This post is an extension of Tutorial 12 from Hortonworks (original here), which shows how to use Apache Flume to consume entries from a log file and put them into HDFS.
One of the problems that I see with the Hortonworks sandbox tutorials (and don’t get me wrong, I think they are great) is the assumption that you already have data loaded into your cluster, or they demonstrate an unrealistic way of loading data into your cluster – uploading a csv file through your web browser. One of the exceptions to this is tutorial 12, which shows how to use Apache Flume to monitor a log file and insert the contents into HDFS.
In this post I’m going to further extend the original tutorial to show how to use Apache Flume to read log entries from a RabbitMQ queue.
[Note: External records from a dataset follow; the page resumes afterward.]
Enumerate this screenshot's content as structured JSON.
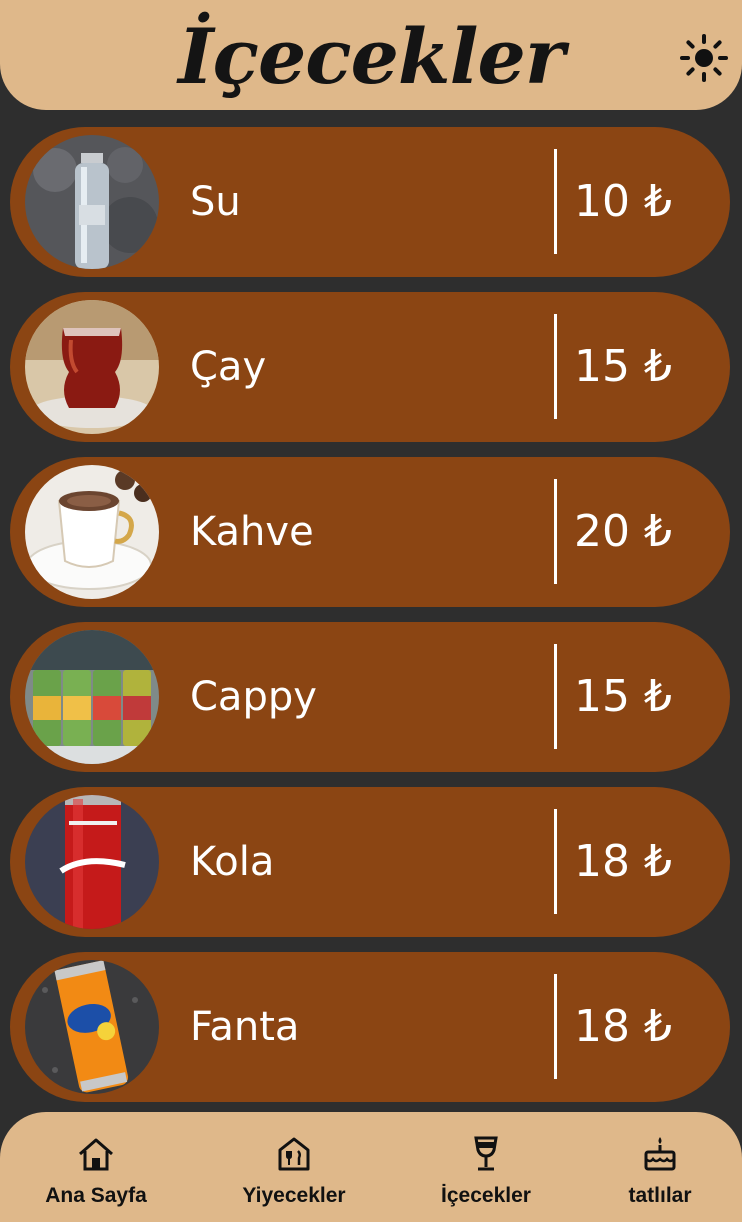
{
  "header": {
    "title": "İçecekler",
    "theme_icon": "sun-icon"
  },
  "colors": {
    "header_bg": "#dfb88a",
    "card_bg": "#8b4513",
    "page_bg": "#2e2e2e",
    "text_light": "#ffffff"
  },
  "items": [
    {
      "name": "Su",
      "price": "10 ₺",
      "image": "water-bottle-image"
    },
    {
      "name": "Çay",
      "price": "15 ₺",
      "image": "turkish-tea-image"
    },
    {
      "name": "Kahve",
      "price": "20 ₺",
      "image": "turkish-coffee-image"
    },
    {
      "name": "Cappy",
      "price": "15 ₺",
      "image": "cappy-cans-image"
    },
    {
      "name": "Kola",
      "price": "18 ₺",
      "image": "coca-cola-can-image"
    },
    {
      "name": "Fanta",
      "price": "18 ₺",
      "image": "fanta-can-image"
    }
  ],
  "nav": [
    {
      "label": "Ana Sayfa",
      "icon": "home-icon"
    },
    {
      "label": "Yiyecekler",
      "icon": "food-icon"
    },
    {
      "label": "İçecekler",
      "icon": "glass-icon"
    },
    {
      "label": "tatlılar",
      "icon": "cake-icon"
    }
  ]
}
Apache Flume is described by the folk at Hortonworks as:
Apache™ Flume is a distributed, reliable, and available service for efficiently collecting, aggregating, and moving large amounts of streaming data into the Hadoop Distributed File System (HDFS). It has a simple and flexible architecture based on streaming data flows; and is robust and fault tolerant with tunable reliability mechanisms for failover and recovery.
…continue reading about Apache Flume over on the Hortonworks website.
In this article I will cover off the following:
- Installation and Configuration of Flume
- Generating fake server logs into RabbitMQ
To follow along you will need to:
- Download tutorial files
- Download and configure the Hortonworks Sandbox
- Have a RabbitMQ broker running, and accessible to the sandbox
- Have Python 2.7 installed
WIth the Sandbox up and running, press Alt and F5 to bring up the login screen. You can login using the default credentials:
login: root password: hadoop
After you’ve logged in type:
yum install -y flume
You should now see the installation progressing until it says Complete!
For more details on installation take a look at Tutorial 12 from Hortonworks.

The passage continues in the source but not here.